Bomben auf den Soldaten-Zug an der Holtstegge mit über 70 Toten
Dieses tragische Kriegsereignis erschreckte wenige Tage vor Kriegsende die Bevölkerung von Holsterhausen, vor allem diejenigen, die an der Pliesterbecker Straße bzw. Holtstegge wohnten. Augenzeugen berichten: Der 12. März 1945 war ein Montag. Von der nahen Front in Wesel war hin und wieder ein fernes Grummeln des Geschützdonners zu hören. Durch Holsterhausen strömte die Rückflut von Soldaten, die von den Alliierten, die den Rhein bei Wesel überschritten hatten, stark bedrängt wurden.
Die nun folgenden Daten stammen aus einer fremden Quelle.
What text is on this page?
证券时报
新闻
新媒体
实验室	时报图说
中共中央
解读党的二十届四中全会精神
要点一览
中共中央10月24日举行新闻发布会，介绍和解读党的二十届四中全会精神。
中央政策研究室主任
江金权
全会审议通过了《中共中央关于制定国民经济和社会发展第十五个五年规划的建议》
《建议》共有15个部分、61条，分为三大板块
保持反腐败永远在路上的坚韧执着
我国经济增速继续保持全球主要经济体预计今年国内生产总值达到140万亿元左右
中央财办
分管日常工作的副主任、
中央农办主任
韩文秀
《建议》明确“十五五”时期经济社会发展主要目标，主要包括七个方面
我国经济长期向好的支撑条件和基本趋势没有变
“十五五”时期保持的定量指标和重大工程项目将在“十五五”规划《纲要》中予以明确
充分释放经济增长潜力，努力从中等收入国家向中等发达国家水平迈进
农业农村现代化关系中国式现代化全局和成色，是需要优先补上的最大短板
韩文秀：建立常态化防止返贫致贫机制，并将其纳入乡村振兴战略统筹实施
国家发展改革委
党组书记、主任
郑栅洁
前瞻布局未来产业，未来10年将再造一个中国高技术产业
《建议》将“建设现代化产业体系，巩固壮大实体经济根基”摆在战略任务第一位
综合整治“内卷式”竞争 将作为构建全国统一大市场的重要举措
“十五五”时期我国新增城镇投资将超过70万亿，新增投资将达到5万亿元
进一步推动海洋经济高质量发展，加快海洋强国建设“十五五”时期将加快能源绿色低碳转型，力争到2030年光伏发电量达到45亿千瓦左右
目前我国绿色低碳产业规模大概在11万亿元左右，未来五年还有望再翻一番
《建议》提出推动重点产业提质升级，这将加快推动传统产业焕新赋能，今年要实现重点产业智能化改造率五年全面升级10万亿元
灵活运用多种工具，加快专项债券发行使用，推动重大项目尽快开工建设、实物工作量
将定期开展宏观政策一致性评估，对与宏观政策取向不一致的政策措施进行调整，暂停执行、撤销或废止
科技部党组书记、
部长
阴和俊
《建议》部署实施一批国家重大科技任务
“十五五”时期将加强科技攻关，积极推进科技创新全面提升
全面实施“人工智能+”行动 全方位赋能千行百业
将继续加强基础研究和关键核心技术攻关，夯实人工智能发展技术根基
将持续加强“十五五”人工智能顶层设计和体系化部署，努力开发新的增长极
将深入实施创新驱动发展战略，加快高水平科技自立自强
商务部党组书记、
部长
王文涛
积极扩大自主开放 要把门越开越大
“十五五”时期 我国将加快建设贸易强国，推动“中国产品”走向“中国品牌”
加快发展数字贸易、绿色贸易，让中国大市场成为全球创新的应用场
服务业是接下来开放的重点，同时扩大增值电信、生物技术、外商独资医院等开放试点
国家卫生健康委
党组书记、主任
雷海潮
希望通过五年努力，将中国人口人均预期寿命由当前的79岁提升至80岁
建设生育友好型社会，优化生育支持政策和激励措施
Das Reservelazarett in Maria Lindenhof war überfüllt. Die Front rückte näher. Die damals bestehende Eisenbahnstrecke von Haltern nach Wesel war zweispurig ausgelegt. Ein Transportzug, vollbesetzt mit Soldaten, die von Dinslaken kamen, rollte langsam auf den Gleisen Richtung Haltern und kam am Haupthaltesignal an der Holtstegge zum Stehen. Gregor Duve, damals gerade acht Jahre alt, war dabei, als sein Vater, der Schrankenwärter war, am Übergang Baldurstraße die Schranke herunterkurbelte. Da stets mit Jagdbomberangriffen der Amerikaner zu rechnen war, hatte der Schrankenwärter an der Baldurstraße einen Unterstand von etwa 2,50 Metern im Quadrat. Die Seitenwände und die Decke waren mit dicken Eisenbahnbohlen geschützt und darüber lag noch eine ein Meter dicke Erdschicht.
Es war Mittagszeit, als der Zug mit seinen 30 bis 40 Waggons, die bis zur Firma Schaub standen und voll besetzt mit Kampfsoldaten und Kriegsmaterial waren, zum Stehen kam, um auf die Einfahrt in den Bahnhof Hervest-Dorsten zu warten. Ein typisches Vorgehen bei Fliegeralarm. In einer solchen Situation durften die Züge nicht in den Bahnhof einfahren, sondern mussten auf freier Strecke stehen bleiben. Plötzlich fielen Bomben aus der grauen Wolkendecke und trafen zielgenau den Güterzug. Gregor Duve und sein Vater suchten Schutz im Unterstand. Von draußen her hörten sie das Krachen und Donnern der einschlagenden Bomben. Es waren mindestens zehn Einschläge von Bomben in Reihe, die den mit Kampfsoldaten vollbesetzten Zug trafen. Als es still war und die Flugzeuge weiterflogen, die wegen der tief hängenden Wolkendecke wohl zu hören, aber kaum zu sehen waren, hörten Gregor Duve und sein Vater entsetzliches Schreien und Stöhnen. Sie verließen ihren Unterstand und sahen die Katastrophe. Mehrere Waggons waren durch die Wucht der Explosionen aus dem Gleisbett geflogen und lagen nun umgekippt im Gleisbereich. Die Lok stand neben dem Gleis. Verletzte Soldaten lagen schreiend am Boden, andere liefen verstört herum. Dazwischen versuchten Sanitätssoldaten und Anwohner die Verwundeten zu versorgen und die Toten zu bergen.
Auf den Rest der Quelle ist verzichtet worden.